Life on the Clarence River: Aboriginal Heritage

I recently visited a few Aboriginal sites in the Clarence Valley, NSW, which turned out to be wonderful spots. Wild and all but forsaken places that are as beautiful as they are important to Aboriginal heritage. Places with a story to tell…

Aboriginal heritage
Ulgundahi Island (background) sitting now quietly on the Clarence River

Ulgundahi Island

One such place is Ulgundahi Island. Comprising a mere 45 acres, Ulgundahi lies a few hundred metres off the mainland of Maclean in the Clarence River. It’s an important heritage site for the Yaegl aborigines, who were forced there – from as early as 1904 – to be contained.

The Yaegl lived in huts and were taught the white missionaries’ ways in the island’s school and church. Gradually, Ulgundahi’s population expanded until floods forced the families to leave permanently in 1961. However, the island continues to remain at the heart of the Yaegl people.

I chatted briefly with local Maclean artist and Yaegl woman Frances Belle Parker, whose mother grew up on Ulgundahi. She tells me the island is off limits to anyone without a permit from the Yaegl Aboriginal Land Council. It’s now heritage-listed land.

Frances remains deeply inspired by Ulgundahi, which is captured in her beautiful artwork here.

Even though I didn’t reach the island, knowing where it was and what it signified gave me a whole new perspective on the area. It also made me realise the Clarence River has a lot of islands, many of which are just waiting to be explored….

The Woombah midden

Aboriginal heritage
The site of the Woombah midden

The Woombah midden was a fun place to explore, particularly as it’s not signposted. After receiving a map of the Lower Clarence Aboriginal Tourist Site Drive from the Clarence Coast Visitor Centre, I was off. Heading north from Ulgundahi towards the pretty bushland village of Woombah, I had to guess my way to the site, as its location is marked only roughly past the Goodwood Island turn-off.

After several stops and riverside rambles, I wandered along an old, rough track past a property (which looked private), down a handsome field of sward and bingo! I reached the ancient midden site. The site, which was used by the Yaegl tribe to prepare and eat food, particularly seafood, is the largest found on the east coast of Australia.

The midden contained kangaroo, wallaby and dingo bones, with the dingo bone estimated to be over 3,000 years old. It’s allegedly the oldest recording of a dingo found in Australia.

Aboriginal heritage

I stood there – once again on the edge of the Clarence River – and tried to imagine the feasts here thousands of years past. It was a particularly pleasant spot, with freshwater, private BBQs settled on trim lawns and portly trees. I spied a silhouette of an eagle overhead, and wondered what the BBQs might be like here in another thousand years’ time…

2 thoughts on “Life on the Clarence River: Aboriginal Heritage”

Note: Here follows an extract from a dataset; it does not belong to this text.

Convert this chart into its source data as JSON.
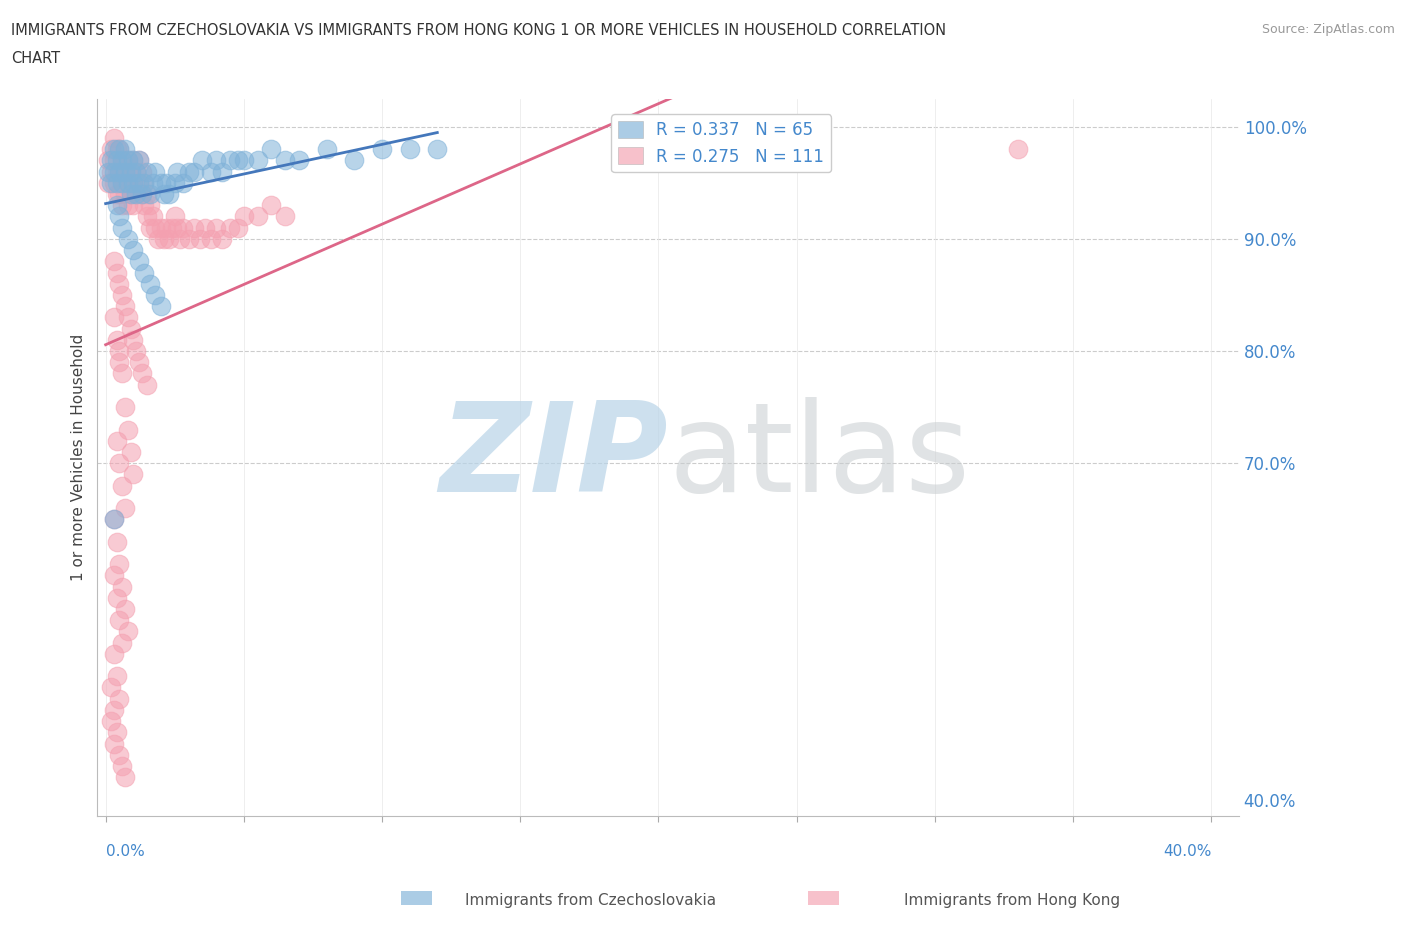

  1. When my ancestors first came to the Clarence River in the mid 1800’s, they eventually settled on what is now called Ulgundahi Island as it was on the wrong side of the river for the local Aborigines and Bad Spirits were there. They fished and collected shells which were crushed and sent to Sydney for lime mortar. They then moved to other locations around the lower river. Around the turn of the century, the area where the shells were crushed was discovered and assumed to be a Midden and now a historical site. The reality is that the Philp family were the original occupants of Ulgundahi Island.